I have a python_wheel_task in one of my asset bundle jobs which executes the whl file that is being built from my local repository from which I deploy the bundle. This process works fine in itself.
However - I need to add a custom dependency whl file (another repo, packaged and published to my Azure Artifact Feed) to the task as a library in order for my local repo's whl file to work completely.
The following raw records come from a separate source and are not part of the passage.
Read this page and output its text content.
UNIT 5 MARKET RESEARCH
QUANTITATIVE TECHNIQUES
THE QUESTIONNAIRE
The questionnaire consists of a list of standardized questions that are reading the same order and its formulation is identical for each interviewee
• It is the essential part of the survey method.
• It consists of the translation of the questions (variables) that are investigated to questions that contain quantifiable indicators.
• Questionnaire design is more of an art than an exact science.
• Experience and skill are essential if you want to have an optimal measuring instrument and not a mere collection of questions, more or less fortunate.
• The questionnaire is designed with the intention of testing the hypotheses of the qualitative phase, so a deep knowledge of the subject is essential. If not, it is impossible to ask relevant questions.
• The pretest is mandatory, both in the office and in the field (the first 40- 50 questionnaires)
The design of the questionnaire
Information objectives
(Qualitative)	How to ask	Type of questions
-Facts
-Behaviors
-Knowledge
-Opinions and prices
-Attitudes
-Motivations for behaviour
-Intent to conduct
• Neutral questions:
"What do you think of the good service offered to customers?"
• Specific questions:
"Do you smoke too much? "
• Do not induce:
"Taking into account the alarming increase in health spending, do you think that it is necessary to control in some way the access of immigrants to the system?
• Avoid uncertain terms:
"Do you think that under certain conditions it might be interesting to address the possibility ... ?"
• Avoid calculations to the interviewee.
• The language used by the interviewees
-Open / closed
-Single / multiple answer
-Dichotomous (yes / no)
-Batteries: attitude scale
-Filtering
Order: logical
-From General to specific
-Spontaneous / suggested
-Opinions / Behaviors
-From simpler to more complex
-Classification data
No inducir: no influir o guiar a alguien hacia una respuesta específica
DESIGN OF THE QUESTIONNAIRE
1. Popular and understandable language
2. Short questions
I tried to define it as follows:
- task_key: some_task
job_cluster_key: job_cluster
python_wheel_task:
package_name: my_local_package_name
entry_point: my_entrypoint
named_parameters: { "env": "dev" }
libraries:
- pypi:
package: custom_package==1.0.1
repo: https://pkgs.dev.azure.com/<company>/<some-id>/_packaging/<feed-name>/pypi/simple/
- whl: ../../dist/*.whl # my local repo's whl: being built as part of the asset-bundle
When I deploy and run the bundle, I get the following error in the job cluster:
24/07/12 07:49:01 ERROR Utils:
Process List(/bin/su, libraries, -c, bash /local_disk0/.ephemeral_nfs/cluster_libraries/python/python_start_clusterwide.sh
/local_disk0/.ephemeral_nfs/cluster_libraries/python/bin/pip install 'custom_package==3.0.1'
--index-url https://pkgs.dev.azure.com/<company>/<some-id>/_packaging/<feed-name>/pypi/simple/
--disable-pip-version-check) exited with code 1, and Looking in indexes:
https://pkgs.dev.azure.com/<company>/<some-id>/_packaging/<feed-name>/pypi/simple/
24/07/12 07:49:01 INFO SharedDriverContext: Failed to attach library
python-pypi;custom_package;;3.0.1;https://pkgs.dev.azure.com/<company>/<some-id>/_packaging/<feed-name>/pypi/simple/
to Spark
I suppose I need to configure a personal access token / authentication for the feed somewhere, but I cannot find anything in the Databricks documentation about library dependencies. There is only one sentence about adding a custom index and nothing about authentication.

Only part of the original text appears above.